I go to every Union meeting now. Most of them take place clandestinely. We meet by prearrangement in another member’s often unexpectedly comfortable apartment or in one of the ‘safe’ cafés we know outside the Latin Quarter. We never refer to each other by name, which is easy enough since everyone is known as camarade. Unlike the haranguing that went on at the Odéon, our discussions are kept to an urgent whisper, with a comrade posted at the window to alert us to any sign of potential police intervention. We have all developed a habit of looking over our shoulder at odd moments during the day and we take strict precautions when we come to meetings to arrive singly and ensure we have not been followed. This has the unfortunate result of heightening my sense of insecurity, which has always been a problem and is now becoming all but uncontrollable since at the same time I have fallen desperately in love with my new writer friend, Danielle, and my movements have become doubly clandestine and furtive as I try to camouflage my visits to her in her room high up over the city in Belleville from my unsuspecting girlfriend at Réalités.
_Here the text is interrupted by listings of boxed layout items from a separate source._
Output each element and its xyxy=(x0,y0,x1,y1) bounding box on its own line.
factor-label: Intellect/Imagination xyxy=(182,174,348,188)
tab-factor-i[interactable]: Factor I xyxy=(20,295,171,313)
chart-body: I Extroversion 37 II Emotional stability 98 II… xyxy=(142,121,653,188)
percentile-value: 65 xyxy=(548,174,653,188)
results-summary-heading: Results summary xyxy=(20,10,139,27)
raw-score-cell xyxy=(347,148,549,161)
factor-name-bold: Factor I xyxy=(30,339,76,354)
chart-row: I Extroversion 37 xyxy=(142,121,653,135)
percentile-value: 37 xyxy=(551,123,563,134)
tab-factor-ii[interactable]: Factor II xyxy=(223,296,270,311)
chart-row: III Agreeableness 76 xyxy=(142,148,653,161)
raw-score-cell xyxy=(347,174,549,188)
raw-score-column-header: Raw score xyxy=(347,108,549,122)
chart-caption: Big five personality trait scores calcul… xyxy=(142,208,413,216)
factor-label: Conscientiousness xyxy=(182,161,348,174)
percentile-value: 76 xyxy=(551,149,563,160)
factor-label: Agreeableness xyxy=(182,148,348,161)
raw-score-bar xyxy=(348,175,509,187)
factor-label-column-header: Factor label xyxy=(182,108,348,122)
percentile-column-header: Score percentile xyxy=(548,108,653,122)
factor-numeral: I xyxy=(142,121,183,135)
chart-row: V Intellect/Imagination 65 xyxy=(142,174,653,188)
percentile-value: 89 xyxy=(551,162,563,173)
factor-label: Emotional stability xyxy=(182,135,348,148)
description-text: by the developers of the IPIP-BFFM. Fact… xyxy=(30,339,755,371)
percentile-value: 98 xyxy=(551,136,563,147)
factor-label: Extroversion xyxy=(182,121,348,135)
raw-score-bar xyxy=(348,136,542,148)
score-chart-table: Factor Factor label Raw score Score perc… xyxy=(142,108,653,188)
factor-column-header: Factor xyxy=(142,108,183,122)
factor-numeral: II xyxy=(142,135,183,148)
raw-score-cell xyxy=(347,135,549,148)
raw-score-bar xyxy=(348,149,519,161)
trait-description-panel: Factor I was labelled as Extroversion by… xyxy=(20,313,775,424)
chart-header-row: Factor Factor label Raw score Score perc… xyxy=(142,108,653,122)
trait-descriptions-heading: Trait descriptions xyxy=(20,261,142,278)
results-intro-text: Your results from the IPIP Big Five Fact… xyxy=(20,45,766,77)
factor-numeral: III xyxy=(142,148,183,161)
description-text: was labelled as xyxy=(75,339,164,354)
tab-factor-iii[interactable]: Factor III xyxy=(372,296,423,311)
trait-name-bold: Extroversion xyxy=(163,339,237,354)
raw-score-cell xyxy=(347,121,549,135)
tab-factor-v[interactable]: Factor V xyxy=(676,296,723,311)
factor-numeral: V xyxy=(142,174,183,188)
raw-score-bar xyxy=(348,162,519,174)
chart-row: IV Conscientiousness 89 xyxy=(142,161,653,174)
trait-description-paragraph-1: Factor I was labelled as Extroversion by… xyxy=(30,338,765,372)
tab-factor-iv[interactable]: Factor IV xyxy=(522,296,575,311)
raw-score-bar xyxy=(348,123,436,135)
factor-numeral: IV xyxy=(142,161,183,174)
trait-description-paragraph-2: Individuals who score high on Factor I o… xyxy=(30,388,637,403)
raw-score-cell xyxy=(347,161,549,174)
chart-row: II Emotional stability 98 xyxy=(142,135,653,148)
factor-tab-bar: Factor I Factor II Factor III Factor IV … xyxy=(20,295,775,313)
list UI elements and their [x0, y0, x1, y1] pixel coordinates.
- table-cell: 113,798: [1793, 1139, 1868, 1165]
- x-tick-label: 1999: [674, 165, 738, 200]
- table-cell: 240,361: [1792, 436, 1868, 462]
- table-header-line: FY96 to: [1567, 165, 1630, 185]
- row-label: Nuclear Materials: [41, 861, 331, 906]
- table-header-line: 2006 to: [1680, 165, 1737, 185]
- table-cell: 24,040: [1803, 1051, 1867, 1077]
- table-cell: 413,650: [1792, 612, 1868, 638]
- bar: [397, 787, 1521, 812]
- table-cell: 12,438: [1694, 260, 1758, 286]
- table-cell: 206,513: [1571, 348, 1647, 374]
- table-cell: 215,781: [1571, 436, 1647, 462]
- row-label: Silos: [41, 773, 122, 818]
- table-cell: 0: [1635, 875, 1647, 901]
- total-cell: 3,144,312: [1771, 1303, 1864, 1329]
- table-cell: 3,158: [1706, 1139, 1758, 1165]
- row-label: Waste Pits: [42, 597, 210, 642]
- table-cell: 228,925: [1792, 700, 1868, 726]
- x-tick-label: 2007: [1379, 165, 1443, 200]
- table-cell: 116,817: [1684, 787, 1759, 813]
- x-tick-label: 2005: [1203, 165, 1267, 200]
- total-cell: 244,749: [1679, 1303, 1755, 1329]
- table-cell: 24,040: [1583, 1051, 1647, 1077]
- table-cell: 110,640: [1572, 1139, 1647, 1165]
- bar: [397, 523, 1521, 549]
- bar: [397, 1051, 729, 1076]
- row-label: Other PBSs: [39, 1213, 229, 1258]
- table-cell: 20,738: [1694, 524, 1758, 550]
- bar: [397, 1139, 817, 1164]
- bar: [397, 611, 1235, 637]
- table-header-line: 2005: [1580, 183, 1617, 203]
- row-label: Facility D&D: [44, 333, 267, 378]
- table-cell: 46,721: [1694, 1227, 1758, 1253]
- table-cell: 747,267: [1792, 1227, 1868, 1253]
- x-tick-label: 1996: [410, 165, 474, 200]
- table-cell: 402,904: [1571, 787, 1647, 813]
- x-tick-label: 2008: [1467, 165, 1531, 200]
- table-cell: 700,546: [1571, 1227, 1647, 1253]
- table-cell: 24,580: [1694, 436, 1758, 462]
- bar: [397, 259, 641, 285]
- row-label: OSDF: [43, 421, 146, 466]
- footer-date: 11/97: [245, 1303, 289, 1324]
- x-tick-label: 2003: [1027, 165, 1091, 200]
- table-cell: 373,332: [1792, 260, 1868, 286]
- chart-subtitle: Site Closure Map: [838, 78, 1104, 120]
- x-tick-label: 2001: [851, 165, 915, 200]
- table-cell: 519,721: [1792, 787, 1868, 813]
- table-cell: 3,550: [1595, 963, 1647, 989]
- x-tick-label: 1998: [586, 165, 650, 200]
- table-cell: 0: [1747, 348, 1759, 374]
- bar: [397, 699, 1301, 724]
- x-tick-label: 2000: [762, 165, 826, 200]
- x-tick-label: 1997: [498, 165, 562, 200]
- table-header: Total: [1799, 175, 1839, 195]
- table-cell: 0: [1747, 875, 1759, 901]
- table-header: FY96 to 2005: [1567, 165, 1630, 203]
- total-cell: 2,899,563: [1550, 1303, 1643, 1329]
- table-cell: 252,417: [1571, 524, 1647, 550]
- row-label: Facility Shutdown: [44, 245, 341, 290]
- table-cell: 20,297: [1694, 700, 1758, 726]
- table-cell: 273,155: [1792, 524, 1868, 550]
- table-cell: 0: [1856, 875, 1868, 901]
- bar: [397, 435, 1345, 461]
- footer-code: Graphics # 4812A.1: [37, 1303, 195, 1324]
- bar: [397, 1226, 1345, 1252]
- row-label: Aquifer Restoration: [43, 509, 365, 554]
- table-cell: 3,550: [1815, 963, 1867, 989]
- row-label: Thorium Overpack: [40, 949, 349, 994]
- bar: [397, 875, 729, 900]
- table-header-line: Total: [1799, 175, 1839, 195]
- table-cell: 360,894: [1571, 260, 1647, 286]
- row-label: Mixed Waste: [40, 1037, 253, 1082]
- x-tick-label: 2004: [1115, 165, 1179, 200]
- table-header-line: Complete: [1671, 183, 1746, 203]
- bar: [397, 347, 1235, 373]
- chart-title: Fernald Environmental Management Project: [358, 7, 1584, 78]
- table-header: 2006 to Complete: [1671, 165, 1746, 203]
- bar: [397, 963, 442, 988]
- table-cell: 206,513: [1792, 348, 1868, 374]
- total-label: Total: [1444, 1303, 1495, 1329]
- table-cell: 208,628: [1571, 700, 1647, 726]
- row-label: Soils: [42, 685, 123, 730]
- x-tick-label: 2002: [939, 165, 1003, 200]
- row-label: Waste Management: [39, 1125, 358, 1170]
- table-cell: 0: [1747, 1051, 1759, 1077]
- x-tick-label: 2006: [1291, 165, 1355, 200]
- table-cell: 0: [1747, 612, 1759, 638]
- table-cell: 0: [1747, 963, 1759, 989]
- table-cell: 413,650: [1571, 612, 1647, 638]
Our Union discussions cover such a vast terrain, from certain members’ Maoist tendencies to sweeping social reforms or improving writers’ relationships with their worker comrades, that we have been separated into various cellules as a way of focusing on more specific issues. I am one of half a dozen members entrusted with denouncing by every available means the country’s corrupt, bourgeois system of literary prizes, which will be awarded when we reconvene after the summer holidays. This is an odd coincidence because the literary editor at The Times for whom I’ve started writing bits and pieces from Paris has asked me to do an article about the forthcoming Prix Goncourt. I tell the comrades this and before I know what’s happened a detailed plan has evolved whereby, as the Times’s Paris correspondent, I turn up at the awards ceremony with the other comrades from our cell disguised as my film crew. Then, as the Prix Goncourt is awarded, and all the other, real TV cameras are filming, the comrades will slap the new recipient and as many jury members as possible round the face and announce that the whole French literary establishment is putrescent with complacency, convention and corruption; one comrade is particularly pleased with the alliteration this achieves. Meanwhile, as the moment draws closer, I grow jittery to the point of illness about how the whole thing will end. Over the summer, as the May uprising has been brutally quelled, foreigners suspected of any political activity in France have been given twenty-four hours to leave what is patriotically termed the ‘national soil’ for good. So that would put paid to the life I’ve been trying by hook or by crook to create here. I’m also worried about the basic legality of the situation. I could probably be charged with something like entering on false pretences with intent to defame this, that and the other, and be handed a prison sentence. I can’t get any advice because we’ve all been sworn to secrecy, but the fact that I’m so vague about the implications makes me all the sicker with anxiety.